DEPARTMENT OF RECREATION AND PARKS:
COMPREHENSIVE INVENTORY OF DEPARTMENTAL FACILITIES
The Department currently has 45 recreation centers in various states of disrepair. Facility conditions range from adequate to grossly inadequate with little funding being expended for building and/or repairs. A comprehensive study of where facilities should be located in relation to other services and needs has never been performed.
Conduct a comprehensive inventory of all Departmental facilities.
Cost Savings, Service Improvement
All Departmental Operations
Estimated Annual Impact:
Cannot be Estimated
Estimated Implementation Costs:
Minimal. Coordination with the Family League, Safe and Sound, and Recreation and Parks staff should make initial assessment fairly easy. Some further costs could be incurred if engineering or environmental assessments are necessary.
Barriers to Implementation:
Develop metrics to be used for evaluating center facilities. Some measurements could be size, layout, condition, barriers and ability to meet the needs of the community.

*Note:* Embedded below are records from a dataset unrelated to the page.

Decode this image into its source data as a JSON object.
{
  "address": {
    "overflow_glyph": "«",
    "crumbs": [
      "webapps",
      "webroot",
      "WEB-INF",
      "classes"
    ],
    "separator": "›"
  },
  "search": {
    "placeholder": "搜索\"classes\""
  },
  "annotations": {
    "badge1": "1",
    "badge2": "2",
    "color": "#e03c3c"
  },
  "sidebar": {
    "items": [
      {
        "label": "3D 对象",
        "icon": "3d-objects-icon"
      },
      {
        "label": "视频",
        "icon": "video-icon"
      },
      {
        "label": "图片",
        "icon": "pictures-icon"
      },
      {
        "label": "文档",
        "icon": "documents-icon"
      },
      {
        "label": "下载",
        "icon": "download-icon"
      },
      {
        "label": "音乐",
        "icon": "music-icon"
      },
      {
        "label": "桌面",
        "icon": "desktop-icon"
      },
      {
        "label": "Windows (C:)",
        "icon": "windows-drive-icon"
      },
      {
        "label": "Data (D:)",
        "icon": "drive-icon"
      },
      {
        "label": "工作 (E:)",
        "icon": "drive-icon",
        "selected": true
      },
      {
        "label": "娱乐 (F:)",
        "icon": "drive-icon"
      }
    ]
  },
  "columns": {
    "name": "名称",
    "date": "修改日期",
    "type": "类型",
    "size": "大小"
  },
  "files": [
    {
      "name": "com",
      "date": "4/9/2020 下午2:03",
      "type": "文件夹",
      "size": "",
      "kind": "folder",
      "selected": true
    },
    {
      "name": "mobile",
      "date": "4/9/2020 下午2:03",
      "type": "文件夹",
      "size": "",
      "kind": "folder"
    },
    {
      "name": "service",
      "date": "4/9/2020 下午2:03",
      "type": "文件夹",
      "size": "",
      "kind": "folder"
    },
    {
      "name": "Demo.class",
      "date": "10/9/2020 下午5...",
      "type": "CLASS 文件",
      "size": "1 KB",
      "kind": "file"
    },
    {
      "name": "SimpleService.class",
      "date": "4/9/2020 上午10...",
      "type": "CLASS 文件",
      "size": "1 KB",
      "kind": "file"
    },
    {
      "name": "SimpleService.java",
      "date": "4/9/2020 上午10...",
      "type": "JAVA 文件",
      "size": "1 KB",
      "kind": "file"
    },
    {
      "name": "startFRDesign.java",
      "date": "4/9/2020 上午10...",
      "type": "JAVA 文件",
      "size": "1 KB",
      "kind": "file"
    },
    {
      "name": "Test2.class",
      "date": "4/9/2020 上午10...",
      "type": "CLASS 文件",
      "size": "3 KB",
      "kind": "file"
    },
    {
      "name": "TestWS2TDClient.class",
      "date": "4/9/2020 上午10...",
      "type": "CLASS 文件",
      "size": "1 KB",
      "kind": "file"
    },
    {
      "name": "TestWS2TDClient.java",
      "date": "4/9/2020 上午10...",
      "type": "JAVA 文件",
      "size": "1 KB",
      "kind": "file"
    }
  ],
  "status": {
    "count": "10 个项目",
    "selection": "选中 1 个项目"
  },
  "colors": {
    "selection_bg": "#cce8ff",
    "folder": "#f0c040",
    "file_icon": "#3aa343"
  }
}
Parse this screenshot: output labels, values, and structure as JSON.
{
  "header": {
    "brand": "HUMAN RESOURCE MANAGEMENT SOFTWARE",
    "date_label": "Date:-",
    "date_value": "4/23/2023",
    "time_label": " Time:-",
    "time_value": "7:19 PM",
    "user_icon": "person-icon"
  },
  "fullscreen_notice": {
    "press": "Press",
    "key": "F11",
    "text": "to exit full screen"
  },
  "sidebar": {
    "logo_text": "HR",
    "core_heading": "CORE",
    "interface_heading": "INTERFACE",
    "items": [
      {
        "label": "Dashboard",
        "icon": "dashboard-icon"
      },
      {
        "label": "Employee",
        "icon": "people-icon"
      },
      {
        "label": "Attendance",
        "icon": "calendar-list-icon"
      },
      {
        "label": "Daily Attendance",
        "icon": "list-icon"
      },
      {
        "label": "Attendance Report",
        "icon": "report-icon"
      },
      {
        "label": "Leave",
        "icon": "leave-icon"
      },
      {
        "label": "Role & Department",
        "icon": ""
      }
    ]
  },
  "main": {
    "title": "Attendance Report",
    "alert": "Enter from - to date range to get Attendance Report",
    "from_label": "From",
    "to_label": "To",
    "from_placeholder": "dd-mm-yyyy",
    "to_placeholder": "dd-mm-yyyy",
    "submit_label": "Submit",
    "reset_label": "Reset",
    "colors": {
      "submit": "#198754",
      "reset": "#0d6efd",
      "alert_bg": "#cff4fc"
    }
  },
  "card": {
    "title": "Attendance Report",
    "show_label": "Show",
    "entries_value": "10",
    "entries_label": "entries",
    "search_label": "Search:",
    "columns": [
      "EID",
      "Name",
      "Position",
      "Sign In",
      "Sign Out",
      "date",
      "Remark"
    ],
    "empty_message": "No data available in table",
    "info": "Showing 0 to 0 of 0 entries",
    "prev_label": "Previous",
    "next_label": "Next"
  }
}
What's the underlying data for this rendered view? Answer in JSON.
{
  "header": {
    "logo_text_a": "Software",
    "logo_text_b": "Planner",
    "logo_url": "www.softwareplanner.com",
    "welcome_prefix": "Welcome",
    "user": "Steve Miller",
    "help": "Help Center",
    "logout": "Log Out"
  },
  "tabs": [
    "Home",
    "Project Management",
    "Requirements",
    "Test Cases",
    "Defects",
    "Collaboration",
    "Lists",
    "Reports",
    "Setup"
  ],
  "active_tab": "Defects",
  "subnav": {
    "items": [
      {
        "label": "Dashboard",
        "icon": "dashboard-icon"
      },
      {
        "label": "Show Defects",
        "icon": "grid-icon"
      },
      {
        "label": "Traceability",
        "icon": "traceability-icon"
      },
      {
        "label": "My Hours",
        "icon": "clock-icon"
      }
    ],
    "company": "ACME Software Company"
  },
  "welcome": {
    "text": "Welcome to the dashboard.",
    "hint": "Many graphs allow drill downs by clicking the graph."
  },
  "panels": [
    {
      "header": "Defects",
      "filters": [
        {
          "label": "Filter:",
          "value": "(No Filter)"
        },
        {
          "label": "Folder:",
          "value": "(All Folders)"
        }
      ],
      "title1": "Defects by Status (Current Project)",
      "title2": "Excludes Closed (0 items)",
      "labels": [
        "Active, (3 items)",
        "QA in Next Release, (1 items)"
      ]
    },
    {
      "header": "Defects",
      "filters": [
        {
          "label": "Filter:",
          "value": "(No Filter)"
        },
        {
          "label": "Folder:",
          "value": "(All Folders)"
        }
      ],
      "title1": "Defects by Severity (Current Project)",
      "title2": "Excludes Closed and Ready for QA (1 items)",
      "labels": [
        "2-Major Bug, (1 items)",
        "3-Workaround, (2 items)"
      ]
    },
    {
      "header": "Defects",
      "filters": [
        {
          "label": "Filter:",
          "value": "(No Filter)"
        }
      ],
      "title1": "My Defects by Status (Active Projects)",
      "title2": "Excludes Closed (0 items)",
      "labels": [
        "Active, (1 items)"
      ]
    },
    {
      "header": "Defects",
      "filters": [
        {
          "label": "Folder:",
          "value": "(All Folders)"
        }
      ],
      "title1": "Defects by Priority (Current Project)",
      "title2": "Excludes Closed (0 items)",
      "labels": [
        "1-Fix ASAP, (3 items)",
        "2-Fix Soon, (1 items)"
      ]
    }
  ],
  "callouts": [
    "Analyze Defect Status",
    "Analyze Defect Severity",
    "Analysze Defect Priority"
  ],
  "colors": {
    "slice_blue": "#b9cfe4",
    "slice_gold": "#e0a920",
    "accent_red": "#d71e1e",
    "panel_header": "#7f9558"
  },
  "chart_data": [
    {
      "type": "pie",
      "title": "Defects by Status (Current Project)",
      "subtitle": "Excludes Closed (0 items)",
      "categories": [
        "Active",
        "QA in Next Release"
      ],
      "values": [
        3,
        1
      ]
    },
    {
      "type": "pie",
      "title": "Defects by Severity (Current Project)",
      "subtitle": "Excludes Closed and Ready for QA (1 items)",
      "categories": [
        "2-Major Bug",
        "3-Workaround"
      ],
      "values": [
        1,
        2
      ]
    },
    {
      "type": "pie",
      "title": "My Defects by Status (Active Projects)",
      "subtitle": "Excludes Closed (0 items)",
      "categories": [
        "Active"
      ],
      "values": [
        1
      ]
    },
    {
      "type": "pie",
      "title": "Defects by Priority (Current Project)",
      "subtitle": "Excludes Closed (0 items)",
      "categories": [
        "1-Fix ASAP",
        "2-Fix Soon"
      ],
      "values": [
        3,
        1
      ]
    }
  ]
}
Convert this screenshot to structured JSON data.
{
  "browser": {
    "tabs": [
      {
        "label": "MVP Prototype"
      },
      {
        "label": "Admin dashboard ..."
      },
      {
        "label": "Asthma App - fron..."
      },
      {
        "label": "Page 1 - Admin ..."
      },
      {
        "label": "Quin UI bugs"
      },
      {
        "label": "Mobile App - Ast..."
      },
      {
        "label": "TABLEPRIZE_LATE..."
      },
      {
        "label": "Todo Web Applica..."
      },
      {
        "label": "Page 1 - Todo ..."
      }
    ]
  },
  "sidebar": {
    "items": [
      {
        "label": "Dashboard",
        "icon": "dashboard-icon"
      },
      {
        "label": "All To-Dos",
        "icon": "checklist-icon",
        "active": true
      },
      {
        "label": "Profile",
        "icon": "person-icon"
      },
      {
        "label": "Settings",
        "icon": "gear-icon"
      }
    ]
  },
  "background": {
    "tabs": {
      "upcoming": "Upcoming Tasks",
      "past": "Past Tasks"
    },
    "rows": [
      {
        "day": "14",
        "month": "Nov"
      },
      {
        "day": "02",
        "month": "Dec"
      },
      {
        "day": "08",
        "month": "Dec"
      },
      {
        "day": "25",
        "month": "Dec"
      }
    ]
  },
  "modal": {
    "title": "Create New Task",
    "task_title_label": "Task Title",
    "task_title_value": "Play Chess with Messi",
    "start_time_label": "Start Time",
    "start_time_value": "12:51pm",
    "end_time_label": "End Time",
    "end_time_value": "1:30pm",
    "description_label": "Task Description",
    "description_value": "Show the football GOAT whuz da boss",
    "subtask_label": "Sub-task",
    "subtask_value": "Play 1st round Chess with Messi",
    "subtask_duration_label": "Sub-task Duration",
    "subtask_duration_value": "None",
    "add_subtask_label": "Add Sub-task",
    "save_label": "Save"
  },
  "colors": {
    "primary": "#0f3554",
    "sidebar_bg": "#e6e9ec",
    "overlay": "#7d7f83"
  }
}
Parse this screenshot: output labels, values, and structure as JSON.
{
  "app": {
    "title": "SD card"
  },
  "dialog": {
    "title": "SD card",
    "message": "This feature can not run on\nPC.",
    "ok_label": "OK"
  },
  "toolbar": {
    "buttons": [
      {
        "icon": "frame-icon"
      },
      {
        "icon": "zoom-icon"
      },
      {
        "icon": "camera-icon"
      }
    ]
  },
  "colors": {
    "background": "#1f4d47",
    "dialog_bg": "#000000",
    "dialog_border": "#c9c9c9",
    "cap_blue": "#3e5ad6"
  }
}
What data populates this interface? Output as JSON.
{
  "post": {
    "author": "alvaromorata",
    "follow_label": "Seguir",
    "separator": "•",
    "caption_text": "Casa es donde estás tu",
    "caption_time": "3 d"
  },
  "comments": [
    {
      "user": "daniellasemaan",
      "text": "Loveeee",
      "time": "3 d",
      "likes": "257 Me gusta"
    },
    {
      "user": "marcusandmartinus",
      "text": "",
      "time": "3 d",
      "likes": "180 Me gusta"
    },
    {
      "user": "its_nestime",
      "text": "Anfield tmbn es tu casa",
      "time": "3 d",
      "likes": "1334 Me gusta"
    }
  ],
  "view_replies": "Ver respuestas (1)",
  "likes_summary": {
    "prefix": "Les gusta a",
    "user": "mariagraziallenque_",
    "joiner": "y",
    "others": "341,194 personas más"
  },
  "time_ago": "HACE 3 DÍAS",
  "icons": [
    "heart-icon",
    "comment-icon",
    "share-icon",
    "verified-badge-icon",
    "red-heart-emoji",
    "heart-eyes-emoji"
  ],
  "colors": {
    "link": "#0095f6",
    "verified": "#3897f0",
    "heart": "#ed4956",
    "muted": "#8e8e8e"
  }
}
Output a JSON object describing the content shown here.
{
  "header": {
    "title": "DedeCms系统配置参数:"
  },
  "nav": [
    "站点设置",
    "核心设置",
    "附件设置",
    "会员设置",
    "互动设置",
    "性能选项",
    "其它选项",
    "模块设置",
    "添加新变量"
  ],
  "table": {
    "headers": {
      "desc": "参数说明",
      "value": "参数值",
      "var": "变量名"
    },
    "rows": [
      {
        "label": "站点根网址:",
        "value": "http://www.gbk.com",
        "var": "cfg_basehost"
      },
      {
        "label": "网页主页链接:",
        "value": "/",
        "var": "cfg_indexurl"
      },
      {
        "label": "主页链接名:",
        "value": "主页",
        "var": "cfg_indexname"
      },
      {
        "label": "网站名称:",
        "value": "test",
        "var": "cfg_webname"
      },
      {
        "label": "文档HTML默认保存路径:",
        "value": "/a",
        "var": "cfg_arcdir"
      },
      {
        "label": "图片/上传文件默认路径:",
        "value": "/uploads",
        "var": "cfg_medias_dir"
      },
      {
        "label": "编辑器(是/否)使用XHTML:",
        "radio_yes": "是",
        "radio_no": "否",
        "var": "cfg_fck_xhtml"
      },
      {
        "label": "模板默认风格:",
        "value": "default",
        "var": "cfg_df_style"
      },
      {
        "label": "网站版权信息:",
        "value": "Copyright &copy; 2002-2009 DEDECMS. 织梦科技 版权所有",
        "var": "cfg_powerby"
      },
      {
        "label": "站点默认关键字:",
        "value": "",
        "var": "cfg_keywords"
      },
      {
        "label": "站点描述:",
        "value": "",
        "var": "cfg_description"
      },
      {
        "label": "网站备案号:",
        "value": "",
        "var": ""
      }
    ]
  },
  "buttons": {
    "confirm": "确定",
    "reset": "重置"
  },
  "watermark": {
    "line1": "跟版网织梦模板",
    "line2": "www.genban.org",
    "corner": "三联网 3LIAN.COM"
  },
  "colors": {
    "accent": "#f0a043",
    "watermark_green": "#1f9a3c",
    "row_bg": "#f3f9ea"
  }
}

Site visits to Departmental facilities led the project team to conclude that very little thought has been given to the present location of facilities and whether they adequately meet current community needs. The physical condition of these facilities ranges from adequate to total disrepair. For example, the Department’s Roosevelt Park facility is in deplorable condition with the building’s electric power being too weak to even operate a ceramic kiln, a leaky roof and windows, and a prevalent rodent population that necessitated the disconnection of the building’s alarm system.
Consideration should be given to studying the new facility being constructed by Baltimore County in Arbutus. It is a collaborative effort between the County’s Department of Recreation and Parks, Boys and Girls Clubs, and the Police Athletic League (PAL). The facility is being developed using community input on program needs and its design is intended to maximize both recreational opportunities and efficient staffing.
Data compiled by the Family League of Baltimore and Safe and Sound could be used to establish a baseline that identifies the city’s at-risk areas and the current continuum of programs and services being offered. Information regarding the adequacy of facilities must be utilized in making informed decisions about consolidating facilities and merging programmatic offerings. If centers cannot meet the needs of the communities they serve or are presently in a location where their full service impact is not being maximized, facilities should be consolidated or relocated. Moving forward, ongoing capital plans need to be developed based on the established metrics. Each facility should be regularly evaluated using a standard quality checklist.